En un boletín para inversores publicado el domingo, Jeffrey Rubin (de Birinyi Associates) comparó la reacción del mercado tras la captura y traslado de Noriega con la respuesta actual ante Maduro. Según su recuento, el S&P 500 encajó inicialmente la noticia con calma: avanzó 11 puntos básicos el primer día de la invasión y sumó alrededor de un 5% adicional en las dos semanas posteriores, el tiempo que se tardó en tomar plenamente el control y detener a Noriega.
Sin embargo, la segunda parte del patrón es la que conviene no olvidar: tras esa fase, el mercado retrocedió cerca de un 10% hasta finales de febrero. Es decir, el impacto inicial no fue el problema; el ajuste llegó después, cuando el foco se desplazó del titular militar al contexto macro y al posicionamiento.
Rubin apunta que la operación actual tiene un elemento a favor: habría sido más rápida y, en términos de ejecución, inmediatamente exitosa, lo que hace comparable el avance inicial (en torno a 23 puntos básicos en los futuros del S&P 500 en la mañana del lunes). Pero Rimmer introduce el matiz que puede marcar la diferencia: Venezuela es bastante más relevante para el sistema económico y energético que Panamá en 1989.

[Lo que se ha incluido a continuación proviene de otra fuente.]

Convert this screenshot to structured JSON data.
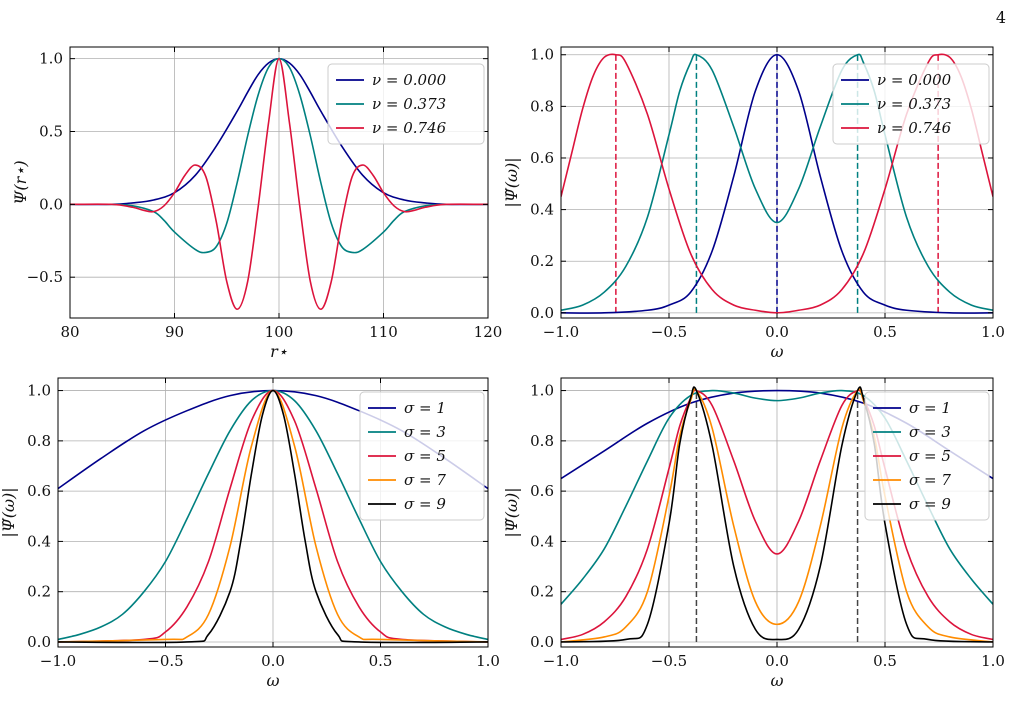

Traducción de mercado: la reacción “de primera hora” puede parecer similar, pero el recorrido posterior dependerá de si el episodio tiene transmisión económica (energía, comercio, inflación, riesgo político) o se queda en un shock de titular.
Para ponerlo en perspectiva, Rimmer recuerda que, a las puertas de 1990, Estados Unidos estaba cerca de una recesión y el mercado venía de rebotar con fuerza tras el crash de 1987. Ese telón de fondo ayuda a explicar por qué el mercado pudo reaccionar con serenidad al inicio y, aun así, corregir con fuerza después.